Jewish Groups Meet With White House to Discuss Wave of Antisemitism

Security camera video of anti-Semitic harassment in Boro Park.

Prominent Jewish organizations met with White House officials Monday afternoon to convey their concerns and give guidance, NBC News reported.

The organizations, which included Hadassah, the American Jewish Committee, the Anti-Defamation League, the Jewish Federations of North America and the Union of Orthodox Jewish Congregations of America, thanked the president for his denunciation of anti-Semitism, but added that there are concrete actions that he can take now which would be a powerful step to combat antisemitism.

Recent incidents of apparent hate crimes were reported across the country, including in New York where the New York City Police Department is searching for three suspects accused of yelling antisemitic statements to four men outside a synagogue before damaging a car and attacking two Jewish teenagers with a baseball bat.

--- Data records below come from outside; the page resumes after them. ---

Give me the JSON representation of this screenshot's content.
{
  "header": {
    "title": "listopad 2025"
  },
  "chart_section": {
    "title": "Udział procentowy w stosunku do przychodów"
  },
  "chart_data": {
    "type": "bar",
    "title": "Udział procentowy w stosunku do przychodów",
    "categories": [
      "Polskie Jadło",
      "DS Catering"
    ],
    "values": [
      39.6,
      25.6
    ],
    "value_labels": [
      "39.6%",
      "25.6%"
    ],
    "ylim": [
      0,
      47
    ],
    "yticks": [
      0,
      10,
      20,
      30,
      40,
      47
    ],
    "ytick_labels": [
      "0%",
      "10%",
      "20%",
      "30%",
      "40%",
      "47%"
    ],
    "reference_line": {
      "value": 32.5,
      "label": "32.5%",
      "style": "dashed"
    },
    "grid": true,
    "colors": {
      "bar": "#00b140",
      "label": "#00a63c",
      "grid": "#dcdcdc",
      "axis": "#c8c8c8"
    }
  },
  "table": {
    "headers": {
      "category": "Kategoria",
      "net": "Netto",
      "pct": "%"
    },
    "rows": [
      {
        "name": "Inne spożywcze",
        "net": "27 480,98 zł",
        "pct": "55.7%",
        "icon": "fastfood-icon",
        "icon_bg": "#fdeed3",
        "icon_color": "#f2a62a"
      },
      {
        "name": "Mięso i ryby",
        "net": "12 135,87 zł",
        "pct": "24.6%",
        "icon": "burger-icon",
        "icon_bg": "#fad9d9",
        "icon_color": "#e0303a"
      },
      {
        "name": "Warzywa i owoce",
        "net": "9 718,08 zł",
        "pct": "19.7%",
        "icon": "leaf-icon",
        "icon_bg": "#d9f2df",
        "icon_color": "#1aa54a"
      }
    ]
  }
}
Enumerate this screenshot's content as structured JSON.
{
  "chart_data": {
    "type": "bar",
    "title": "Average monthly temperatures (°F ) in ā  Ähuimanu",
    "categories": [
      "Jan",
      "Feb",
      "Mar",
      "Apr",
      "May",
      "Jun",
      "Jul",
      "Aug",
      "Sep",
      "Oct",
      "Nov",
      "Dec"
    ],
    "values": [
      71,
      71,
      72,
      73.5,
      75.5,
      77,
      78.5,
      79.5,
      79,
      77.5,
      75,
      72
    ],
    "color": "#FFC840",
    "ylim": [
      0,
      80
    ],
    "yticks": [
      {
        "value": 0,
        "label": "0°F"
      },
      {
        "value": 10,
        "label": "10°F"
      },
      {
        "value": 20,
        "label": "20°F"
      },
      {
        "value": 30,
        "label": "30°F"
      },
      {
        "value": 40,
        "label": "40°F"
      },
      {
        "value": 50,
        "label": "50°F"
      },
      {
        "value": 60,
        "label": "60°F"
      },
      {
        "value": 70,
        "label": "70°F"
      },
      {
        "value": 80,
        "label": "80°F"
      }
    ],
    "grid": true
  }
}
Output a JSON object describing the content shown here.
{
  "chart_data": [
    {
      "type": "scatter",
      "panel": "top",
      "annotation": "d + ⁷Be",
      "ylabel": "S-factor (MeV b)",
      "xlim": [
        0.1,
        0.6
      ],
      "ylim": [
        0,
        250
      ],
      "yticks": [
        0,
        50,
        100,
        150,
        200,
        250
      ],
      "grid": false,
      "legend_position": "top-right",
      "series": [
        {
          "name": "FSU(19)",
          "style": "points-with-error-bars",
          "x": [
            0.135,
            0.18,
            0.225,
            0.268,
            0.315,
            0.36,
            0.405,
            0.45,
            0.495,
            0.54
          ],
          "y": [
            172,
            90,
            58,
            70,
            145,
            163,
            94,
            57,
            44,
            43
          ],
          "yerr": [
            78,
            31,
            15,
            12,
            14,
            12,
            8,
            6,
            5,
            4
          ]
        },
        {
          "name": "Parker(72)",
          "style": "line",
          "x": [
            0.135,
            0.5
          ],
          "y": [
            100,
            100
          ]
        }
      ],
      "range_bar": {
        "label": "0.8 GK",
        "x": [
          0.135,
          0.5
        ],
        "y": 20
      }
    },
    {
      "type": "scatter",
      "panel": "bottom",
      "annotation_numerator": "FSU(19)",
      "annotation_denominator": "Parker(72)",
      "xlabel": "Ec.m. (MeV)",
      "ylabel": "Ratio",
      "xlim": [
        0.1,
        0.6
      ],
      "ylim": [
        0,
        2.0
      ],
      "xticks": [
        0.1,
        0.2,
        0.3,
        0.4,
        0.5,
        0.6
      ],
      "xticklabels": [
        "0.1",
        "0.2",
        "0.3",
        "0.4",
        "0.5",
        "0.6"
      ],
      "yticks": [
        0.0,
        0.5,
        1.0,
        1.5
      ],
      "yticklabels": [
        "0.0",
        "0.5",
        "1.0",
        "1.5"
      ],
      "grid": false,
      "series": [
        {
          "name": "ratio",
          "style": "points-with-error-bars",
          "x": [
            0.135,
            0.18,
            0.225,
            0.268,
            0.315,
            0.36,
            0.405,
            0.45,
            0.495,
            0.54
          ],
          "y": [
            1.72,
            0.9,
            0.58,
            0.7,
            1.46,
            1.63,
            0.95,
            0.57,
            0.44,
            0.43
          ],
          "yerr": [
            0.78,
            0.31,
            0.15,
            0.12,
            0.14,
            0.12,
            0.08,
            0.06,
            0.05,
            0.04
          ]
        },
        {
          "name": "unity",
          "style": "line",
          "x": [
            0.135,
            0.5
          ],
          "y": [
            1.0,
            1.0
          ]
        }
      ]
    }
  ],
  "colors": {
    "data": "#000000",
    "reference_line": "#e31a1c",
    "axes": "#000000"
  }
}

The Jewish organizations offered several recommendations to the Biden administration on how to fight antisemitism, which included appointing an ambassador to monitor and respond to antisemitism; re-establish the position of a Jewish liaison in the White House to be in contact with various Jewish communities and leaders; arrange a meeting between Jewish community groups and the departments of Justice, Homeland Security and the FBI to address the increase in violence; offer support to college campuses, where antisemitic incidents often arise; and increase funding for security for their houses of worship and religious institutions.

Karen Paikin Barall, Hadassah’s government relations director, said their recommendations “were received positively.”

Nathan Diament, executive director of the Orthodox Union Advocacy Center‚ expressed disappointment that some elected leaders have been slow to condemn antisemitism.

“What was in the president’s tweet this morning was the right statement and appreciated,” he said. “A lot of leaders we’ve reached out to, members of Congress, were very slow to speak out against these anti-Jewish attacks with the same strength and speed that they rightly denounced attacks on Asian Americans and others.”